During meetings, AI could transform the way inventories are taken at pharmacies. Currently, sales reps do this manually; however, this is associated with human error and reduces the time they have to engage their customer. Instead, images of the pharmacy’s shelves could be taken and analysed using AI to provide useful data about a company’s own drugs, as well as those of their competitors.

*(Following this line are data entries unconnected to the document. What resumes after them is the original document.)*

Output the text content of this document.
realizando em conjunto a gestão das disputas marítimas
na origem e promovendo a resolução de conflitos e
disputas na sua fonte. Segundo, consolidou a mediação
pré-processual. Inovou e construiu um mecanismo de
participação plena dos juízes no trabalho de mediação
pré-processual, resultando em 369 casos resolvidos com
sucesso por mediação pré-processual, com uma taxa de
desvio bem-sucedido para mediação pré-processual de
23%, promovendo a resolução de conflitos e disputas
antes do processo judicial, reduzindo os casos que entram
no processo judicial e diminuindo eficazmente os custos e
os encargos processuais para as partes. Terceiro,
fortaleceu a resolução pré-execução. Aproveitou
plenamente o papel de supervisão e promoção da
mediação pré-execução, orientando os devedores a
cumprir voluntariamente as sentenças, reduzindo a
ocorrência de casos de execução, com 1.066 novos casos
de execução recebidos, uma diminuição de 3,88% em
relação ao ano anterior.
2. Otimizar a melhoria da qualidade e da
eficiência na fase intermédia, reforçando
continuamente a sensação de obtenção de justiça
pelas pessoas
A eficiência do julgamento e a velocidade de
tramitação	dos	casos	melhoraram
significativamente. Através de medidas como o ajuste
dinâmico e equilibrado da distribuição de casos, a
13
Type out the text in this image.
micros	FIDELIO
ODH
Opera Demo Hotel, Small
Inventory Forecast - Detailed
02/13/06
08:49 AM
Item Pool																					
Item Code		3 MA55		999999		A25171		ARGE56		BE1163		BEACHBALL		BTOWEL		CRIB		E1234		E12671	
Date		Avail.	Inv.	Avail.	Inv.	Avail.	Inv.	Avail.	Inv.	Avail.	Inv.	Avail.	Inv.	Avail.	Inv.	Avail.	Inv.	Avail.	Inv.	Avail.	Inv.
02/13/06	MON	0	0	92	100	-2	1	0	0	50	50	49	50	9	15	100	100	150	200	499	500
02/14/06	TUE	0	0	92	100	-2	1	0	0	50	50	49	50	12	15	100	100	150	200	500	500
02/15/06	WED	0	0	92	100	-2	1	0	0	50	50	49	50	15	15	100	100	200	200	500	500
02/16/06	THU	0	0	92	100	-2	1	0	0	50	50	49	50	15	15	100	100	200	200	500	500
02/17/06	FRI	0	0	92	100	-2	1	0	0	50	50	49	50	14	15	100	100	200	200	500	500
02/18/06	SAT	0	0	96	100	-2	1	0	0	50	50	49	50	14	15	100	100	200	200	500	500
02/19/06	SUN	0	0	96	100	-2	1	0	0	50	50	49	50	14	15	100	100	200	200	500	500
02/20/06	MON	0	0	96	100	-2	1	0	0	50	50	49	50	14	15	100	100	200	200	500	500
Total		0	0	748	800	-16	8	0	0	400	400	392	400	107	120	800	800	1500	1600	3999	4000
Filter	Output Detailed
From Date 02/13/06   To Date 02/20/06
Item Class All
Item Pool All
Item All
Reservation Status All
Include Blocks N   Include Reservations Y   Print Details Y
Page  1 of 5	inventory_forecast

After a meeting, the sales rep logs their actions in a customer relationship management system. This, along with customer prescribing and browsing information, is a huge amount of data that, at the moment, sales reps cannot use. However, if data is continuously fed into an AI system, it could help pharmaceutical companies to target the right customers, personalise messaging, and determine the most appropriate type and frequency of interaction.

We’ve seen that AI has the potential to increase the efficiency of sales reps throughout the sales process. Tasks, for example, sourcing relevant materials for the customer, may sound simple, however, many reps are struggling to do this. By putting AI in control of some of the responsibilities that currently lie with sales reps, they will go into meetings better prepared and equipped with targeted resources, giving them the power and confidence to close more deals and boost sales.